17.9 Entire agreement
(a) The parties agree that the Contract and any documents entered into pursuant to it (including any order form) constitutes the entire agreement between them and supersedes all previous agreements, understandings and arrangements between them, whether in writing or oral in respect of its subject matter.
(b) Each party acknowledges that it has not entered into the Contract or any documents entered into pursuant to it in reliance on, and shall have no remedies in respect of, any representation or warranty that is not expressly set out in the Contract[or any documents entered into pursuant to it. No party shall have any claim for innocent or negligent misrepresentation on the basis of any statement in the Contract.
(c) Nothing in these Conditions purports to limit or exclude any liability for fraud.
17.10 Conflicts within contract: if there is a conflict between the terms contained in the Conditions and the terms of the Order, the terms of the Conditions shall prevail to the extent of the conflict.
17.11 No partnership: nothing in the Contract is intended to, or shall be deemed to, constitute a partnership or joint venture of any kind between the parties, nor constitute any party the agent of another party for any purpose. No party shall have authority to act as agent for, or to bind, the other party in any way.
17.12 Third party rights: a person who is not a party to the Contract shall not have any rights under the Contracts (Rights of Third Parties) Act 1999 to enforce any of the provisions of the Contract.
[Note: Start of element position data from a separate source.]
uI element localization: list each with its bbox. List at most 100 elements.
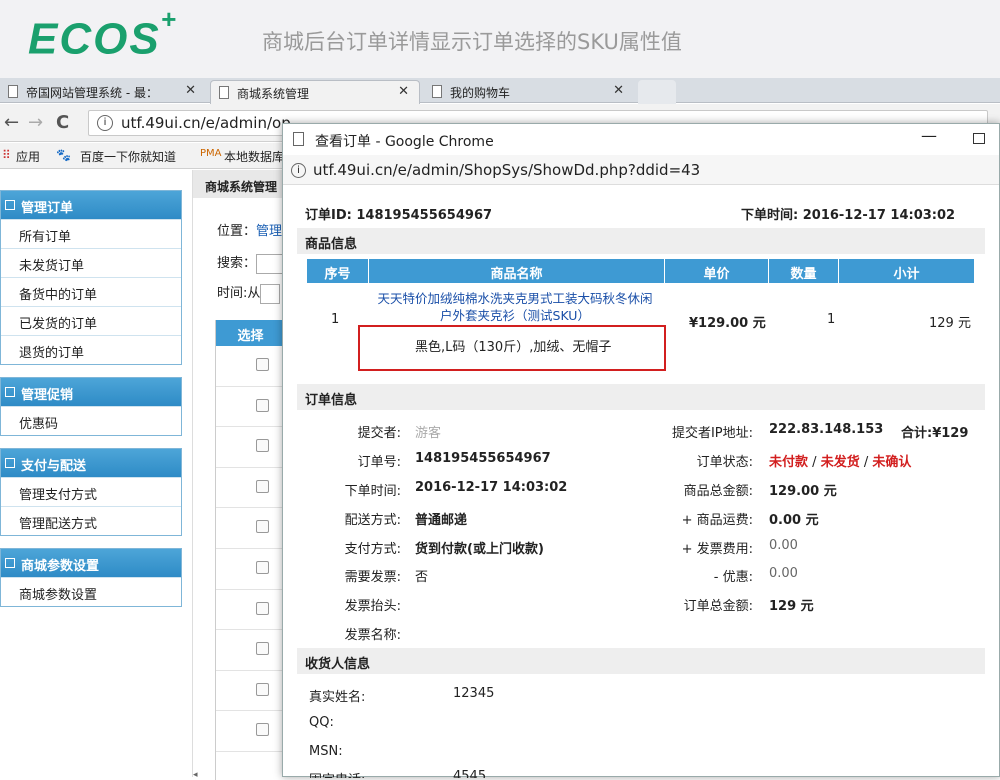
minimize-icon[interactable]: — [921, 126, 937, 145]
row-checkbox[interactable] [256, 642, 269, 656]
sidebar-item-returned[interactable]: 退货的订单 [1, 335, 181, 364]
field-value: 148195455654967 [415, 451, 551, 466]
tab-empire-cms[interactable]: 帝国网站管理系统 - 最： ✕ [0, 80, 206, 104]
field-label: - 优惠: [713, 570, 753, 585]
field-value: 游客 [415, 426, 442, 441]
sidebar-group-settings: 商城参数设置 商城参数设置 [0, 548, 182, 607]
close-icon[interactable]: ✕ [613, 83, 624, 98]
reload-icon[interactable]: C [56, 112, 69, 133]
orders-table: 选择 [215, 320, 285, 780]
table-row [216, 630, 285, 671]
row-checkbox[interactable] [256, 560, 269, 574]
scroll-arrow-icon[interactable]: ◂ [193, 770, 198, 780]
row-checkbox[interactable] [256, 439, 269, 453]
tab-shop-admin[interactable]: 商城系统管理 ✕ [210, 80, 420, 104]
time-from-input[interactable] [260, 283, 281, 304]
sidebar-item-preparing[interactable]: 备货中的订单 [1, 277, 181, 306]
field-value: 222.83.148.153 [769, 422, 884, 437]
status-unconfirmed: 未确认 [872, 455, 912, 470]
baidu-icon: 🐾 [56, 148, 71, 162]
row-checkbox[interactable] [256, 479, 269, 493]
new-tab-button[interactable] [638, 80, 676, 104]
row-checkbox[interactable] [256, 682, 269, 696]
goods-price: ¥129.00 元 [689, 316, 766, 331]
goods-qty: 1 [827, 312, 836, 327]
collapse-icon [5, 387, 15, 397]
bookmark-apps[interactable]: 应用 [16, 148, 40, 165]
field-label: 需要发票: [344, 570, 401, 585]
sidebar-item-unshipped[interactable]: 未发货订单 [1, 248, 181, 277]
forward-icon[interactable]: → [28, 112, 43, 133]
sidebar-group-title[interactable]: 管理促销 [1, 378, 181, 406]
article-title: 商城后台订单详情显示订单选择的SKU属性值 [262, 30, 682, 54]
table-row [216, 387, 285, 428]
col-qty: 数量 [769, 259, 839, 283]
sidebar-group-title[interactable]: 商城参数设置 [1, 549, 181, 577]
page-icon [219, 86, 229, 99]
popup-address-bar[interactable]: i utf.49ui.cn/e/admin/ShopSys/ShowDd.php… [283, 155, 999, 185]
tab-label: 帝国网站管理系统 - 最： [26, 86, 158, 100]
close-icon[interactable]: ✕ [185, 83, 196, 98]
field-label: 提交者IP地址: [671, 426, 753, 441]
sidebar-item-shipping-methods[interactable]: 管理配送方式 [1, 506, 181, 535]
status-sep: / [863, 455, 869, 470]
pma-icon: PMA [200, 148, 222, 159]
sidebar-group-title[interactable]: 管理订单 [1, 191, 181, 219]
row-checkbox[interactable] [256, 601, 269, 615]
goods-subtotal: 129 元 [929, 316, 971, 331]
position-link[interactable]: 管理 [256, 224, 282, 239]
field-value: 129.00 元 [769, 484, 837, 499]
tab-label: 我的购物车 [450, 86, 511, 100]
row-checkbox[interactable] [256, 520, 269, 534]
page-icon [432, 85, 442, 98]
collapse-icon [5, 558, 15, 568]
info-icon[interactable]: i [97, 115, 113, 131]
group-title-label: 管理促销 [21, 388, 74, 403]
sidebar-item-all-orders[interactable]: 所有订单 [1, 219, 181, 248]
sidebar-item-shipped[interactable]: 已发货的订单 [1, 306, 181, 335]
field-label: MSN: [309, 744, 343, 759]
info-icon[interactable]: i [291, 163, 306, 178]
bookmark-local-db[interactable]: 本地数据库 [224, 148, 284, 165]
sidebar-item-shop-settings[interactable]: 商城参数设置 [1, 577, 181, 606]
bookmark-baidu[interactable]: 百度一下你就知道 [80, 148, 176, 165]
sidebar-item-coupon[interactable]: 优惠码 [1, 406, 181, 435]
tab-bar: 帝国网站管理系统 - 最： ✕ 商城系统管理 ✕ 我的购物车 ✕ [0, 78, 1000, 104]
maximize-icon[interactable] [973, 133, 985, 144]
row-checkbox[interactable] [256, 358, 269, 371]
back-icon[interactable]: ← [4, 112, 19, 133]
status-unshipped: 未发货 [820, 455, 860, 470]
order-detail-popup: 查看订单 - Google Chrome — i utf.49ui.cn/e/a… [282, 123, 1000, 778]
field-label: 发票名称: [344, 628, 401, 643]
popup-url: utf.49ui.cn/e/admin/ShopSys/ShowDd.php?d… [313, 161, 701, 179]
field-value: 129 元 [769, 599, 814, 614]
field-label: 订单状态: [696, 455, 753, 470]
select-header: 选择 [216, 320, 285, 346]
position-label: 位置：管理 [217, 224, 283, 239]
close-icon[interactable]: ✕ [398, 84, 409, 99]
article-header: ECOS+ 商城后台订单详情显示订单选择的SKU属性值 [0, 0, 1000, 78]
tab-shopping-cart[interactable]: 我的购物车 ✕ [424, 80, 634, 104]
col-name: 商品名称 [369, 259, 665, 283]
field-value: 货到付款(或上门收款) [415, 542, 544, 557]
row-checkbox[interactable] [256, 723, 269, 737]
table-row [216, 508, 285, 549]
field-label: 提交者: [357, 426, 401, 441]
sidebar-group-promo: 管理促销 优惠码 [0, 377, 182, 436]
group-title-label: 支付与配送 [21, 459, 87, 474]
order-status: 未付款 / 未发货 / 未确认 [769, 451, 911, 470]
field-label: + 发票费用: [681, 542, 753, 557]
goods-name-link[interactable]: 天天特价加绒纯棉水洗夹克男式工装大码秋冬休闲户外套夹克衫（测试SKU） [373, 290, 657, 324]
order-time: 下单时间: 2016-12-17 14:03:02 [741, 208, 956, 223]
field-value: 2016-12-17 14:03:02 [415, 480, 568, 495]
popup-window-title: 查看订单 - Google Chrome [315, 134, 494, 150]
sidebar-group-title[interactable]: 支付与配送 [1, 449, 181, 477]
row-checkbox[interactable] [256, 398, 269, 412]
goods-section-title: 商品信息 [297, 228, 985, 254]
field-label: 订单号: [357, 455, 401, 470]
table-row [216, 346, 285, 387]
table-row [216, 590, 285, 631]
time-label: 时间:从 [217, 282, 281, 304]
field-label: 发票抬头: [344, 599, 401, 614]
sidebar-item-payment-methods[interactable]: 管理支付方式 [1, 477, 181, 506]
17.13 Variation: except as set out in these Conditions, any variation, including the introduction of any additional terms and conditions, to the Contract shall only be binding when agreed in writing and signed by the Supplier.
17.14 Equitable relief: the Customer recognises that any breach or threatened breach of the Contract may cause the Supplier irreparable harm for which damages may not be an adequate remedy. Accordingly, in addition to any other remedies and damages available to the Supplier, the Customer acknowledges and agrees that the Supplier is entitled to the remedies of specific performance, injunction and other equitable relief without proof of special damages.
17.15 Governing law and jurisdiction: the Contract and any dispute or claim arising out of or in connection with it or its subject matter or formation (including non-contractual disputes or claims) shall be governed by and construed in accordance with English law and the parties irrevocably submit to the exclusive jurisdiction of the courts of England and Wales to settle any dispute or claim arising out of, or in connection with, the Contract, its subject matter or formation (including non-contractual disputes or claims).